Kane County working to keep mass vaccination site open through January
Kane County officials are close to locking in leasing and utility agreements that will keep the mass COVID-19 vaccination site in Batavia open through January. But the future of the location beyond that remains in flux even as officials fretted about possible state or federal vaccine mandates fueling massive demand for the shots.
Members of the county board's public health committee received an update on the virus Wednesday showing positive cases are approaching the height of last winter's totals. Hospitalization numbers increased every day for the past month. About 70% of people in local hospitals because of COVID-19 are unvaccinated, according to Michael Isaacson, the county's assistant director of community health.
Isaacson also said 35 county residents died from COVID-19 in the past two weeks. The new pace put the county on track to hit 1,000 total COVID-19 fatalities shortly after the new year.
Health officials continued to urge the public to get vaccinated, get boosted and get tested before attending indoor gatherings. In advance of holiday parties, officials said people should wear masks, practice social distancing and keep a window open. They said at-home tests are reliable when it comes to positive tests. At-home tests that show a negative result are about 50% accurate depending on when the test was taken after exposure to the virus.
About 66% of the eligible Kane County population is fully vaccinated. Isaacson said the local Hispanic community and older, white males who lean conservative in their political views tend to have the lowest vaccination rates.
Aaron Stevens, the county health department's emergency response supervisor, said social media disinformation campaigns are fueling vaccine reluctance in those populations.
"There is a narrative going on in the community that because there are people who have been vaccinated who test positive that the vaccine is not effective, which is false," Stevens said. "The vaccine is not designed to prevent people from testing positive or becoming infected. It's designed to prevent severe illness, hospitalization and death, which it does very well."
To that end, the Jan. 5 and Jan. 8 upcoming clinics at the Batavia mass vaccination site will be open to eligible adults and children. State officials made a verbal promise to the county Tuesday night to help with a staffing shortage that sparked a plan to permanently close the site. The staffing help will last through January.
County officials must still finalize a lease extension for the building and an agreement with Batavia officials, who have been covering the utility costs for the site. New appointments covering the remaining Wednesday and Saturdays in January will be posted by the end of Wednesday.

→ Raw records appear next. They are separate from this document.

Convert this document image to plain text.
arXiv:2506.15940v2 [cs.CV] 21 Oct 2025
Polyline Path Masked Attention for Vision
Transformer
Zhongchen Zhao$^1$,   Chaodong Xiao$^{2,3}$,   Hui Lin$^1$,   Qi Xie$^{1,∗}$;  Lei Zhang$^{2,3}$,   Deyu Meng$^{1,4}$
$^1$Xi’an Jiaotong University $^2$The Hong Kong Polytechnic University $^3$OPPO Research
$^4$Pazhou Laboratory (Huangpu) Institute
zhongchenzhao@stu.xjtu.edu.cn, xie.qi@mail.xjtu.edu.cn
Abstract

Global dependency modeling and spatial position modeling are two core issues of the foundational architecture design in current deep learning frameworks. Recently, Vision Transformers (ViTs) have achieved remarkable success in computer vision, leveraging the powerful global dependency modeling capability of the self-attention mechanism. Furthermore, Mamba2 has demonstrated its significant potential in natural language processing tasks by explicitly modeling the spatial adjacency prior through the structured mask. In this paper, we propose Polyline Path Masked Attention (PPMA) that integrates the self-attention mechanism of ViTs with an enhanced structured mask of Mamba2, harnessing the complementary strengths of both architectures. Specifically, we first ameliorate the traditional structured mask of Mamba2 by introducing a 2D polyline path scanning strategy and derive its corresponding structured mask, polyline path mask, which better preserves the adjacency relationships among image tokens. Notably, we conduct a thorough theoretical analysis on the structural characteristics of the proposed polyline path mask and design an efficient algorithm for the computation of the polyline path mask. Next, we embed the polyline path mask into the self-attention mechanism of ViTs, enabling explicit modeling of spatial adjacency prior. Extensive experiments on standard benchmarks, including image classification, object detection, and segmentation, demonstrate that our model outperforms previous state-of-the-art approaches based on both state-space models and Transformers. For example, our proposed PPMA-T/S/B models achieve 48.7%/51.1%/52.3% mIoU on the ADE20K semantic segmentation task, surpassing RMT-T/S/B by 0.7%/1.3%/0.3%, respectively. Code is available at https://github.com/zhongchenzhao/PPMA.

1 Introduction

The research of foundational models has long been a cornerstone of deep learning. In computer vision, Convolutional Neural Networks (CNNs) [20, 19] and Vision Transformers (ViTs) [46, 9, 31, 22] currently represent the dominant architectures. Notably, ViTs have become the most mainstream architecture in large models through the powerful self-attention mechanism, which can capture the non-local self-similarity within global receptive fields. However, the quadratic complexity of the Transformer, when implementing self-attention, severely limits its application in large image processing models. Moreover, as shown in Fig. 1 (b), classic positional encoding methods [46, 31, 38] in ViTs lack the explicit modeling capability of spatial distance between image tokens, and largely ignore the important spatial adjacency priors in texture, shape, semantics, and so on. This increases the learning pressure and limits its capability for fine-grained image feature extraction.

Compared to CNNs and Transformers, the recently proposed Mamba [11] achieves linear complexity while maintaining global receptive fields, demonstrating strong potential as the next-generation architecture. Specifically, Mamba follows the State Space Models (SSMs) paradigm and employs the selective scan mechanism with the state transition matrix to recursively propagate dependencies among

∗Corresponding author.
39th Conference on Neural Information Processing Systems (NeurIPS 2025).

County officials are anxious to extend those agreements through May. They are watching the progress of a federal vaccination mandate for employers of more than 100 people. If that trickles down to Illinois, county officials want to be prepared to handle the vaccine demand that would trigger. So far, they have not locked in a staffing plan for the mass vaccination site beyond January. The site needs 27 people qualified to administer the shots whenever it is open.